Selain itu, ruang yang tidak sesuai peruntukan juga ditemukan di kawasan pertanian, hutan lindung, dan ruang terbuka hijau (RTH).
Bila tak sesuai peruntukan, lantas dimanfaatkan untuk apa? Reny pun menemukan kenyataan di lapangan, ternyata di berbagai kawasan itu digunakan untuk perumahan dan area komersial. (kompas.com, Sabtu, 26/1/2018).
Tak pelak, aroma fulus pun terembus. Siapa lagi kalau bukan dari pihak pengembang yang membangun. Bagaimana dengan yang memberi izin? Namun pembelaan datang dari walikota yang mengatakan bahwa Makassar sama saja dengan daerah lain seperti Jakarta misalnya. Jakarta pun banyak tata ruang yang dilanggar. “Tata ruang itu jangka panjang, tata ruang hari ini dibuat 10 atau 15 tahun lalu," ungkap Danny. Namun di saat bersamaan ia mengakui bahwa bencana ini akibat tata ruang tak pas. Terbukti dengan adanya rumah-rumah yang dibangun di lahan resapan air. Ditambah lagi setiap pembangunan tak terkoneksi tata air atau drainasenya. Untuk itu pihaknya akan menindak para pengembang perumahan yang melakukan pelanggaran. (tribuntimur.com, Senin, 28/1/2019).
Pada akhirnya tinggal kita duduk tepekur. Haruskah menunggu nasi menjadi bubur, baru pelanggaran digempur?

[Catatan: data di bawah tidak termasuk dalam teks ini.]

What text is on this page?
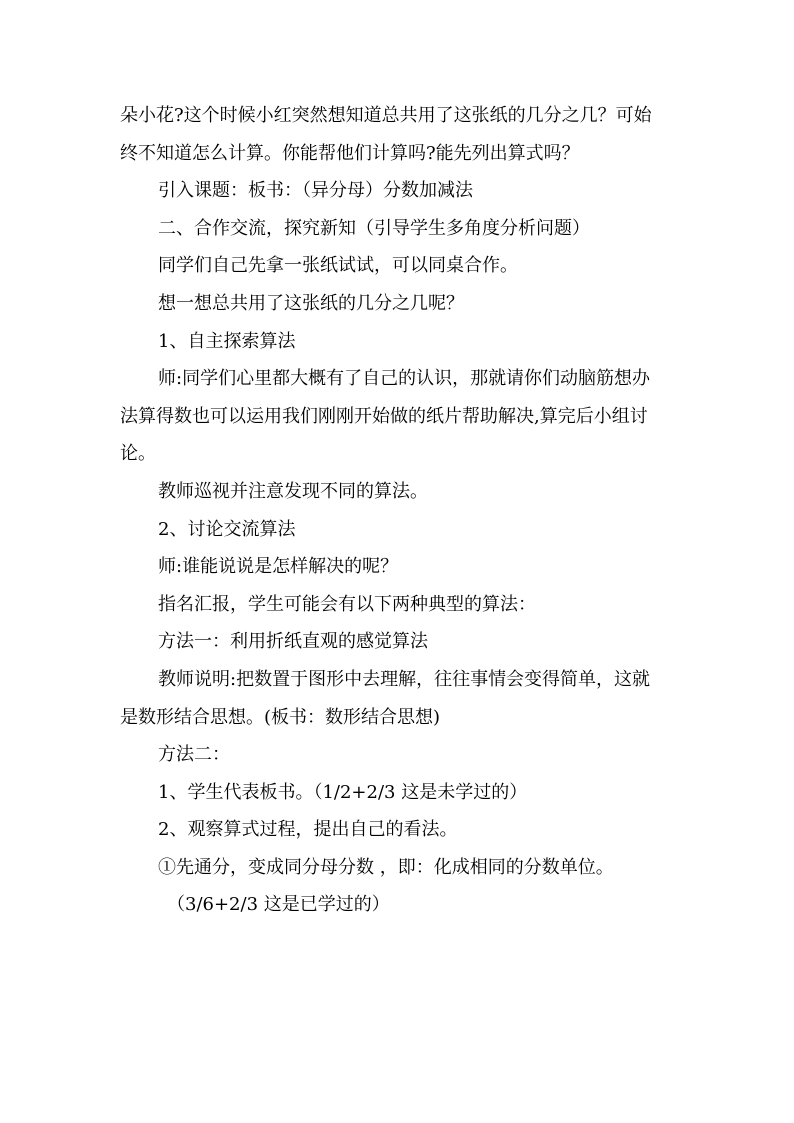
朵小花?这个时候小红突然想知道总共用了这张纸的几分之几？可始

终不知道怎么计算。你能帮他们计算吗?能先列出算式吗？

引入课题：板书：（异分母）分数加减法

二、合作交流，探究新知（引导学生多角度分析问题）

同学们自己先拿一张纸试试，可以同桌合作。

想一想总共用了这张纸的几分之几呢？

1、自主探索算法

师:同学们心里都大概有了自己的认识，那就请你们动脑筋想办

法算得数也可以运用我们刚刚开始做的纸片帮助解决,算完后小组讨

论。

教师巡视并注意发现不同的算法。

2、讨论交流算法

师:谁能说说是怎样解决的呢？

指名汇报，学生可能会有以下两种典型的算法：

方法一：利用折纸直观的感觉算法

教师说明:把数置于图形中去理解，往往事情会变得简单，这就

是数形结合思想。(板书：数形结合思想)

方法二：

1、学生代表板书。（1/2+2/3 这是未学过的）

2、观察算式过程，提出自己的看法。

①先通分，变成同分母分数 ，即：化成相同的分数单位。

（3/6+2/3 这是已学过的）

Tata Ruang yang Rapi, Mesti!
Penataan ruang didefinisikan sebagai suatu sistem proses perencanaan tata ruang, pemanfaatan ruang, dan pengendalian pemanfaatan ruang. Di dalam proses tersebut, suatu lahan atau wilayah ditentukan peruntukannya apa. Bentuk peruntukkannya dimanifestasikan dalam suatu peta tata ruang. Misal suatu wilayah ditentukan sebagai zona pemukiman. Maka pembangunannya harus dilengkapi dengan drainase yang rapi dan fasilitas umum lainnya. Wajar jika kemudian banyak yang merindukan untuk tinggal di kota yang dilahirkan dengan perencanaan matang dan canggih dilengkapi fasilitas publik yang lengkap dan manusiawi.
Jadi terbayang bila Islam dijadikan sandaran. Deen sempurna yang diturunkan Sang Pemilik Kesempurnaan. Mengatur segala aspek kehidupan termasuk tata ruang yang mapan. Pembahasan tentang penataan ruang sendiri telah ditulis oleh para ulama sejak dahulu dalam kitab-kitab fikih mereka. Di antara ulama yang menuliskan tentang tata ruang adalah Imam Al-Mawardi dalam kitabnya, al-Ahkam as-Sulthaniyyah. Ulama lain yakni Ibn ar-Rami menulis kitab yang khusus membahasnya dalam kitab yang dianggap sebagai kitab fikih bangunan dan infrastruktur dengan judul al-I’lan bi Ahkami al-Bunyan.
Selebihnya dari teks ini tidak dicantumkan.